Lisa holds a Ph.D. in Education at the University of Ottawa. Her SSHRC-funded doctoral research looked at how teachers might unlearn colonialism. Specifically, Lisa asked how teachers unlearn colonialism, moving from a space of “learning about” Indigenous people to a place of “learning with and from” them.

Prior to her Ph.D., Lisa completed her Masters of Education. Her thesis looked at the movement for education for reconciliation across Quebec before and during the Truth and Reconciliation Commission’s 94 Calls to Action.

She is a passionate teacher and (un)learner. She has taught at Pierre Elliott Trudeau School in Gatineau, Quebec, since 2006, and taught medically vulnerable students during the pandemic with the Western Quebec Online Learning Academy. Currently, Lisa is working as the lead research assistant on Just because we're small doesn't mean we can't stand tall: Reconciliation education in the elementary school classroom. This SSHRC-funded, multi-year project is a collaboration between the Faculty of Education and the First Nations Child and Family Caring Society. Lisa is committed to and honoured to learn from and work in relation with First Nations, Inuit, and Métis peoples.

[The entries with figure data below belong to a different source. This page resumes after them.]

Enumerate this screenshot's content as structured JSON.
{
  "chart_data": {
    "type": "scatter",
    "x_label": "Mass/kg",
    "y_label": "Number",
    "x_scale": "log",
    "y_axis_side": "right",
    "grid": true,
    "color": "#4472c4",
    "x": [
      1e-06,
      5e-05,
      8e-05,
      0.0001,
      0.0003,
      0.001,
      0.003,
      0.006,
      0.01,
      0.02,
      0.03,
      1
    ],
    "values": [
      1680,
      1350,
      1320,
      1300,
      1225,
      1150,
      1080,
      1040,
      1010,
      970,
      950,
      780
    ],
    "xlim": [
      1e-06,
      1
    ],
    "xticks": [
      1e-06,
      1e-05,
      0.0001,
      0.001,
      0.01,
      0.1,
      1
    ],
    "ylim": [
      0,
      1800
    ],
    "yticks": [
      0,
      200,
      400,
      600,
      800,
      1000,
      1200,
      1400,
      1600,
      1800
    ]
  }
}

Currently, Lisa is also a part-time professor in the Faculty of Education, and truly enjoys working with teacher candidates and graduate students as they learn together. She is also a post-doctoral researcher with Dr. Tricia McGuire-Adams, who is an Assistant Professor and Canada Research Chair in Indigenous Ganandawisiwin (Good Health) Sovereignties

In 2018, Lisa was honoured to receive three awards that recognized her years of teaching: a “Partner in Indigenous Education” Award from Indspire; a Governor General’s History Award for Excellence in Teaching; and a Teaching Excellence Award from the Western Quebec School Board.

Lisa has been a mentor-coach at the WQSB since 2009 and is honoured to have coached over twenty teachers in this time. Since 2014, she has been a member of Ottawa Teachers for Social Justice and a Member of the Governing Circle with Justice for Indigenous Women. From 2016-17, Lisa appreciated being part of The Secret Path Education Advisory Group. From 2017-2018, Lisa was honoured to be on the Indigenous Advisory Group at the National Film Board of Canada as well as the Canadian Geographic Society Indigenous Map of Canada Education Advisory Group. She is one of the co-founders of “ReimagineCanada(day)-the bike or virtual tour around Ottawa. She has learned so much from all the inspired educators she has met through this work.